Para direksi BUMN kini menghadapi ujian alam: menghadapi gejolak ekonomi. Terutama ketika dolar mencapai Rp 12.000 seperti yang terjadi sejak pekan lalu. Semangat untuk maju yang sudah dibangun menggebu-gebu, kini harus berhadapan dengan jurang.

Risiko-risiko perusahaan kini menganga di depan mata. Dalam menghadapi situasi seperti ini semangat saja tidak lagi cukup. Antusias dan integritas saja tidak memadai. Harus ada plus plusnya.

Kini fokus direksi tidak hanya bagaimana maju, tapi juga bagaimana tidak berhenti di tempat, tidak mundur, dan lebih-lebih tidak hancur. Kalau fokus di masa normal adalah bagaimana bisa maju, di masa gejolak ekonomi seperti sekarang ini fokusnya bercabang-cabang: efisiensi, kreatif, inovatif, dan siap-siap potong kegiatan, potong anggaran, dan potong perencanaan.

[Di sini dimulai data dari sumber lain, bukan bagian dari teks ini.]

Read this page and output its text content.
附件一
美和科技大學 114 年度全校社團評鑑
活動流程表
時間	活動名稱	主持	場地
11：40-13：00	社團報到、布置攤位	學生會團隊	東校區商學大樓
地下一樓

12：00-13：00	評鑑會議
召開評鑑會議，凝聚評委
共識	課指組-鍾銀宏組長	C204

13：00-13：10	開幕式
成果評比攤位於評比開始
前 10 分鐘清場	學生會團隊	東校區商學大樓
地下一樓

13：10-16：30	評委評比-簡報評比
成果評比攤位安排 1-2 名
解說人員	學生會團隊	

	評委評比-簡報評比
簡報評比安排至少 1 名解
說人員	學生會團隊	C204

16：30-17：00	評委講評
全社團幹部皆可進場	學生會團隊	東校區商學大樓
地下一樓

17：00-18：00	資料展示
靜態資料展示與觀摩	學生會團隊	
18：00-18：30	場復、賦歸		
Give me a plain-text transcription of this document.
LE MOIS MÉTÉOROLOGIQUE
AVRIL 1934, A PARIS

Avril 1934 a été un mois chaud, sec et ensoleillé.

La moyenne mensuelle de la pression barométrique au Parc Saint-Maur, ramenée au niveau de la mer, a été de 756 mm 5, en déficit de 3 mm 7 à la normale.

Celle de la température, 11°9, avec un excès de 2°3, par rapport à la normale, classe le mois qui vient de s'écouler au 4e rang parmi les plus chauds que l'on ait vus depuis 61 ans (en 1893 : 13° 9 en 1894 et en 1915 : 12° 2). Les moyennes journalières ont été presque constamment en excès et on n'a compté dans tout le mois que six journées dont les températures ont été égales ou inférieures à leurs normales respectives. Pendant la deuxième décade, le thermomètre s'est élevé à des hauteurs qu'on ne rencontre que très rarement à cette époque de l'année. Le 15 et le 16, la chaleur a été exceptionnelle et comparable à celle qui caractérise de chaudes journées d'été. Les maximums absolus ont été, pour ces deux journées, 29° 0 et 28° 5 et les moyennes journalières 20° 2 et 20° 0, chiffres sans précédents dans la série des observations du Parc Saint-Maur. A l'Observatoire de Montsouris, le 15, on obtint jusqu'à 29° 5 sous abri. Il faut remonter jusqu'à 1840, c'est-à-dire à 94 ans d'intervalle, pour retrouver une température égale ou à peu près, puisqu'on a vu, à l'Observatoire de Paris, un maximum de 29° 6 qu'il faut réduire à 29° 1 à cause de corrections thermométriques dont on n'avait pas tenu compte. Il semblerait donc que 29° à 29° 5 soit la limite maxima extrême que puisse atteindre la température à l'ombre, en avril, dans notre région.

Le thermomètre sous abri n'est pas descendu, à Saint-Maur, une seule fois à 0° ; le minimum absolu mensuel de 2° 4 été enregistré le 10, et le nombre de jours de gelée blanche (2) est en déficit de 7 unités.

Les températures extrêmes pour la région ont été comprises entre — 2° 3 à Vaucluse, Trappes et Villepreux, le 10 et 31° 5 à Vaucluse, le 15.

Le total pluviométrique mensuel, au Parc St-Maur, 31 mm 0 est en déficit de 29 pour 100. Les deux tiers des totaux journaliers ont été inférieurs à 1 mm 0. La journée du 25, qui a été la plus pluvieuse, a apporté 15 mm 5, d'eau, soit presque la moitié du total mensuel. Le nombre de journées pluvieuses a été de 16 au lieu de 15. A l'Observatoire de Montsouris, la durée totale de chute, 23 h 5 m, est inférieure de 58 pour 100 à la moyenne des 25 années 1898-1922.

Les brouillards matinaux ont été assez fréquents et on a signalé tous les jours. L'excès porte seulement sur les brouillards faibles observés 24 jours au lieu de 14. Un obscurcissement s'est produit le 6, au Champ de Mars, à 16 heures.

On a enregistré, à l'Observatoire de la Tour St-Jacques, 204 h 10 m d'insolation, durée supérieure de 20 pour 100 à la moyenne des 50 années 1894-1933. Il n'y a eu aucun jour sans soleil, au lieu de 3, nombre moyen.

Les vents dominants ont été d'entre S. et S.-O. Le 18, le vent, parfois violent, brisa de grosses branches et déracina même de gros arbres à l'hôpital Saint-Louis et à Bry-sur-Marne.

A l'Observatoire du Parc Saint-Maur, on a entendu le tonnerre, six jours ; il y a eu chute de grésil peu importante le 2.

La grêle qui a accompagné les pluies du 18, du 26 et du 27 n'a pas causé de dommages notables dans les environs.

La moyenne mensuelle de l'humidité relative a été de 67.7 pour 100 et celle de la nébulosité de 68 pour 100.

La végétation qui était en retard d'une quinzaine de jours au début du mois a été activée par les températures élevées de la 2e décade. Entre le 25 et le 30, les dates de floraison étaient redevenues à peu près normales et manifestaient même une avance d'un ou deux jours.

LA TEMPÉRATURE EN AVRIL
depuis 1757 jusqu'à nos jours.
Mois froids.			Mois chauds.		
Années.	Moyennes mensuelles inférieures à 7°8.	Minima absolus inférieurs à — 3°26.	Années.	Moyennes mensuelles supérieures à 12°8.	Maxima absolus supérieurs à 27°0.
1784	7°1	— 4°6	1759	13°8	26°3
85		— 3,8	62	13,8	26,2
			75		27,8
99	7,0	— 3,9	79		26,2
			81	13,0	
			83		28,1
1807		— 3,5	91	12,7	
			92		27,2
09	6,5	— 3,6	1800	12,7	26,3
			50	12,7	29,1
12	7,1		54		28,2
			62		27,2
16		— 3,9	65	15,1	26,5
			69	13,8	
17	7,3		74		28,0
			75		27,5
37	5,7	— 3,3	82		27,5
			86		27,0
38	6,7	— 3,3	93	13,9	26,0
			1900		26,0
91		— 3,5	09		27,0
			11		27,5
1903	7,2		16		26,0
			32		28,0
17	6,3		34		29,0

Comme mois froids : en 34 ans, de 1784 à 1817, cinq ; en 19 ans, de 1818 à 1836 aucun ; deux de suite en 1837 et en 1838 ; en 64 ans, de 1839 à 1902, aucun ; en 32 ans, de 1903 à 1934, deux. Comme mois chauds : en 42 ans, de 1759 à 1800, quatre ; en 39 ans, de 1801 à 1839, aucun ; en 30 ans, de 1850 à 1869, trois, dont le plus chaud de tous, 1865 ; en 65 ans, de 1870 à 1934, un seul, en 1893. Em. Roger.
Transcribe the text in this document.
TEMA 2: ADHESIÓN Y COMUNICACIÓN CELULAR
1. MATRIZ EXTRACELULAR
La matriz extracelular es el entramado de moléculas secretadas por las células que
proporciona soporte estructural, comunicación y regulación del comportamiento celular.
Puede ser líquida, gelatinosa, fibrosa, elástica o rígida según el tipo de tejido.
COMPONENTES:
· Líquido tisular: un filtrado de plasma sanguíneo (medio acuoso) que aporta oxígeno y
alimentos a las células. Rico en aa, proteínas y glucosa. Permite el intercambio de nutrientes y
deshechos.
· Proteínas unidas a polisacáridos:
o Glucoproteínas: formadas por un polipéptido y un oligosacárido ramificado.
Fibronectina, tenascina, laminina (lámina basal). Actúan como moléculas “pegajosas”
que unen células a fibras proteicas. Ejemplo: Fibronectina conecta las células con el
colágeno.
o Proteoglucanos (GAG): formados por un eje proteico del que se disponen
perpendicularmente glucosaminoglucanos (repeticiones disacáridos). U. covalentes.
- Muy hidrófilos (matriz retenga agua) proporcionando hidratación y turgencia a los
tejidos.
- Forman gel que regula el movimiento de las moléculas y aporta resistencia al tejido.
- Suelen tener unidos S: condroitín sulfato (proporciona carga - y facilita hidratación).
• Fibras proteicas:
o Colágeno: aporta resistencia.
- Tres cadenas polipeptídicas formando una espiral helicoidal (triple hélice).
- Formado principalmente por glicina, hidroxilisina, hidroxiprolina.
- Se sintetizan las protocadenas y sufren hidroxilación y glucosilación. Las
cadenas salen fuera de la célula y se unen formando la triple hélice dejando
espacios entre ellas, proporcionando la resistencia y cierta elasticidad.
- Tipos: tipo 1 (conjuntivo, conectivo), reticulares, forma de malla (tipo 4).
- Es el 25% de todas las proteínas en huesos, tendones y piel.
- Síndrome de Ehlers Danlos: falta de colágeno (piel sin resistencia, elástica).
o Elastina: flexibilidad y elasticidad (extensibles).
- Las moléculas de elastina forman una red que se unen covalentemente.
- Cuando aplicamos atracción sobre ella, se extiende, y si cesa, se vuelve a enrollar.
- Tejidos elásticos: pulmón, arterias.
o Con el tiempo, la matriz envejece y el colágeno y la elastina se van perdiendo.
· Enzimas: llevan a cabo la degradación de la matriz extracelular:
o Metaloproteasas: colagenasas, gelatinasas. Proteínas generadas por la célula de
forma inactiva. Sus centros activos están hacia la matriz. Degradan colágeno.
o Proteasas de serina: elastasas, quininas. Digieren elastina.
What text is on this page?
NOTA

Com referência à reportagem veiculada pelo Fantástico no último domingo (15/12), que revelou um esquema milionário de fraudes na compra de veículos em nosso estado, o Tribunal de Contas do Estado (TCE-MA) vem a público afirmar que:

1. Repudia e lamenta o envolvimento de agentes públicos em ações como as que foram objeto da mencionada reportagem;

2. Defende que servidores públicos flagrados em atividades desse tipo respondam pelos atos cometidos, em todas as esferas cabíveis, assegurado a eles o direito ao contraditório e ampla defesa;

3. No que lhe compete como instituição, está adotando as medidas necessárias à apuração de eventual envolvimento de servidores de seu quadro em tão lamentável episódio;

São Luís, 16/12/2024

Tugas direksi BUMN lebih berat dari direksi perusahaan swasta. BUMN mengemban misi untuk ikut menjadi benteng ketahanan nasional, pertumbuhan ekonomi, dan meningkatkan martabat bangsa. Direksi BUMN tidak boleh hanya mikir keselamatan perusahaan. Tapi juga keselamatan ekonomi secara keseluruhan.

Lebih-lebih lagi gejolak ekonomi ini terjadi di tahun politik. Tugas direksi menghindari tekanan politik harus juga dikedepankan.

Saya ingat waktu saya masih menjadi CEO perusahaan swasta. Tiga kali saya mengalami krisis, tapi saya berprinsip kita tidak boleh kalah oleh krisis. Tidak boleh menyerah kepada krisis.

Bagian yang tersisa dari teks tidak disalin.